Posted by Matt Weiner at November 11, 2004 02:45 PM
Comments

What does "Gas is really expensive anymore" mean? Does it mean gas is expensive and didn't used to be? Or that it is expensive and has been for a while? Or that it is and will stay that way in the future?

Normally I'm not too bad at parsing various dialects of English - it's my vocabulary that is normally lousy. But here I know all the words and can't figure out how they are being put together.

Posted by: Brian Weatherson at November 11, 2004 03:12 PM

Brian's first paraphrase is correct. Generally you can substitute "nowadays" for "anymore" in this construction.

As for McGreevy's valedictory address, I think that he used "whom" because it immediately followed a preposition and he (or someone) felt that the more natural "who" was incorrect.

Posted by: Matt's mom at November 12, 2004 07:21 AM

I thought it might be nice to ask Blaustein, so I went to his review (http://www.lambdalit.org/LBReport/AugSept04/smallestpeople.html). It mentions that Banner is a West Virginia native. So he might [might could?] be using features of WV speech. Prolly alls Blaustein means is, I don't hear this in San Francisco, or Boston, or wherever. Face it, Matt: you're a flyover person.

Posted by: Matt's mom at November 12, 2004 07:35 AM

I'm not positive that "Gas is expensive anymore" means that gas is expensive and didn't used to be--it could just mean that gas is now expensive and implicate that it didn't used to be. Mom's right, in any case, that substituting "nowadays" usually works.

In a way "Gas is expensive anymore" is the contrary of "Gas isn't expensive anymore" which means--I think it's not just an implicature--that gas used to be expensive and now isn't.

(Incidentally, does anyone else here have trouble negating "used to"? Sometimes I think "didn't useta" would be safest.)
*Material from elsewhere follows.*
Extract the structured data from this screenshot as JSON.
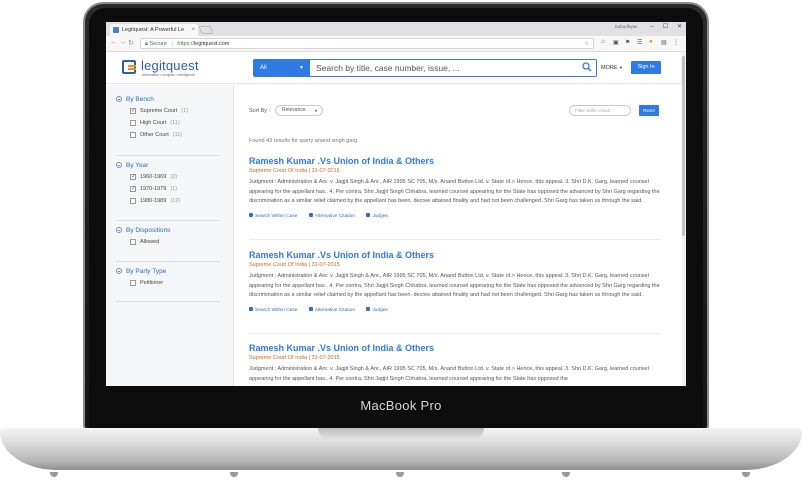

I kinda doubt that Banner is using any special features of WV speech either (bad on him if he is, since the stories are set in Ohio). One hypothesis that isn't ruled out is that Banner somehow captures the special cadence of Ohio speech without using many syntactic features that are peculiar to the region. Anyone know anything about the special cadences of Ohio speech?